In an obvious effort to keep the size of the cast required to a minimum, some secondary characters are handled by actors taking on multiple roles which is at times confusing. Dan Manning is domineeringly delightful as the father of the girl the future doctor wants to marry. His opposition to the match is based on his desire to have her marry someone who will take over his coal business. It is, then, a bit distracting to have him play a doctor in the second act even though he does a fine job with it.

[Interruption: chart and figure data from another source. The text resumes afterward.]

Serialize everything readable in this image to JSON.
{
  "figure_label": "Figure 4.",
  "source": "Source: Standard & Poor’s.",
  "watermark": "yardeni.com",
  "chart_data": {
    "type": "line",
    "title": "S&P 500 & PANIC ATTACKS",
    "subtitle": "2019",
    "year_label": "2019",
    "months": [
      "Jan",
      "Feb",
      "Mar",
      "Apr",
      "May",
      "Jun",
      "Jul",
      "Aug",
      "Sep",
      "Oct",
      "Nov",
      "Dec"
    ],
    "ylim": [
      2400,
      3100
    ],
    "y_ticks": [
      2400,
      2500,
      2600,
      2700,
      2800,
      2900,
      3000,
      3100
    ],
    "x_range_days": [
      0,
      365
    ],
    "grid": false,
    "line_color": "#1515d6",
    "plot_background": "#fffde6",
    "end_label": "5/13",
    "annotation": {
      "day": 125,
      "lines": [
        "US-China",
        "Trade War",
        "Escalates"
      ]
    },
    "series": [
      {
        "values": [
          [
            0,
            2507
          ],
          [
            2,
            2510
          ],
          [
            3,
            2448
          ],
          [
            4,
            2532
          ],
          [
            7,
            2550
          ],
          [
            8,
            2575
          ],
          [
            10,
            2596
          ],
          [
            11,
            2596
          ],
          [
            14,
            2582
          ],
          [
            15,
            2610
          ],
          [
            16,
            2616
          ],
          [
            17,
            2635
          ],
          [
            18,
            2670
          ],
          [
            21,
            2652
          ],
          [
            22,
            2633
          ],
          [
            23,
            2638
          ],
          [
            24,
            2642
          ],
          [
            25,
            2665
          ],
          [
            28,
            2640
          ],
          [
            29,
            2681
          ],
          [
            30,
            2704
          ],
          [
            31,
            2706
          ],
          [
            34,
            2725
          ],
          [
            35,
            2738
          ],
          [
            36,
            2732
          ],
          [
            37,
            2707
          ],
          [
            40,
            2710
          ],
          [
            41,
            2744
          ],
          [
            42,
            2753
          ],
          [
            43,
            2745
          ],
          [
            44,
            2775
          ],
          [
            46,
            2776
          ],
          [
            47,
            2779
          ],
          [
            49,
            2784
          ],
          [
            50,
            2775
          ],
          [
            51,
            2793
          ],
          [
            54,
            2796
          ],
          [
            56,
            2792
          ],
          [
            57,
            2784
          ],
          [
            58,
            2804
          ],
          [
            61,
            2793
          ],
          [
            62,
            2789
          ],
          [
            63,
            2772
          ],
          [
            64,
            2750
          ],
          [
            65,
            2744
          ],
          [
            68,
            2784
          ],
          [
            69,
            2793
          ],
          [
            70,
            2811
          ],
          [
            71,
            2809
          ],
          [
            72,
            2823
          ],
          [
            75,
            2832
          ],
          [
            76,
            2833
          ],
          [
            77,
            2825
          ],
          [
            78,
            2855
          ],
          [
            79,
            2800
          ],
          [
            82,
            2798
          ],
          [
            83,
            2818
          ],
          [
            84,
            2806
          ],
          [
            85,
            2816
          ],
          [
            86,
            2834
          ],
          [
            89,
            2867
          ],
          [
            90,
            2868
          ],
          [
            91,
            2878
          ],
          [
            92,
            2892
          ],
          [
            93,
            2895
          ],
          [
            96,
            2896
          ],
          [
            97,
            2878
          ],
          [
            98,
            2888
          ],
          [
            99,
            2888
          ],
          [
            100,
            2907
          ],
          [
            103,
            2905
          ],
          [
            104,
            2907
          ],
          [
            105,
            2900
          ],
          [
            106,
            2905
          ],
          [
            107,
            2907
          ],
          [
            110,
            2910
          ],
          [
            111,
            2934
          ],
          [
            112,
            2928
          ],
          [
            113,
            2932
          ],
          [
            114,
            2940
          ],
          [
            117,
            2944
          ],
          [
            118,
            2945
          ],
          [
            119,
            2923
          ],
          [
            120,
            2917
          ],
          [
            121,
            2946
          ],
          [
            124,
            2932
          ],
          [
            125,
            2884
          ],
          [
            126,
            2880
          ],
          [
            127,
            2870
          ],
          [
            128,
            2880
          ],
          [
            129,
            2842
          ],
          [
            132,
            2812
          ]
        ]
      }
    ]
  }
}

Similarly, Donna Migliaccio is touching as the mother of the bride in the first act but then comes back in the second as Mrs. Lansdale, the wife of a doctor. In both of these roles, and a third even smaller one, Migliaccio is marvelous to watch for her small touches in support as well as her moments in the spotlight. Just watch her facial expression during the wedding as the mother of the bride sees her little girl taking the big step. She doesn't steal the scene, she enhances it. Later, when it is just right to do so, she proves her way with a gag line. Notice the elongated beat she takes on the line about the Midwest: "It was like death … with crickets!"

Set designer Eric Grimms created an elegantly simple structure of risers and walls on which the projections Michael Clark created from photos of the time set the scene seamlessly as the show progresses through its 30 some year story. The effect is augmented by the very elaborate costume design of Gregg Barnes with suits and gowns that tell the audience a great deal about the locale of a scene as well as the personality and position of each character.

New orchestrations for the music have been created by Jonathan Tunick, probably the premiere orchestrator of theater music today. They allow Jon Kalbfleisch's 10 piece orchestra to back the vocalists with a full, clear sound. At the opening performance the balance between orchestra and vocals hadn't been worked out quite as well as it surely will after a few more performances but it is a delight to hear the score in a natural, unamplified delivery.

"Allegro" is scheduled to run through Feb. 22 and tickets are likely to become hard to get once the word spreads about how charming and enjoyable the show is. Smart theatergoers should get their tickets as soon as they can.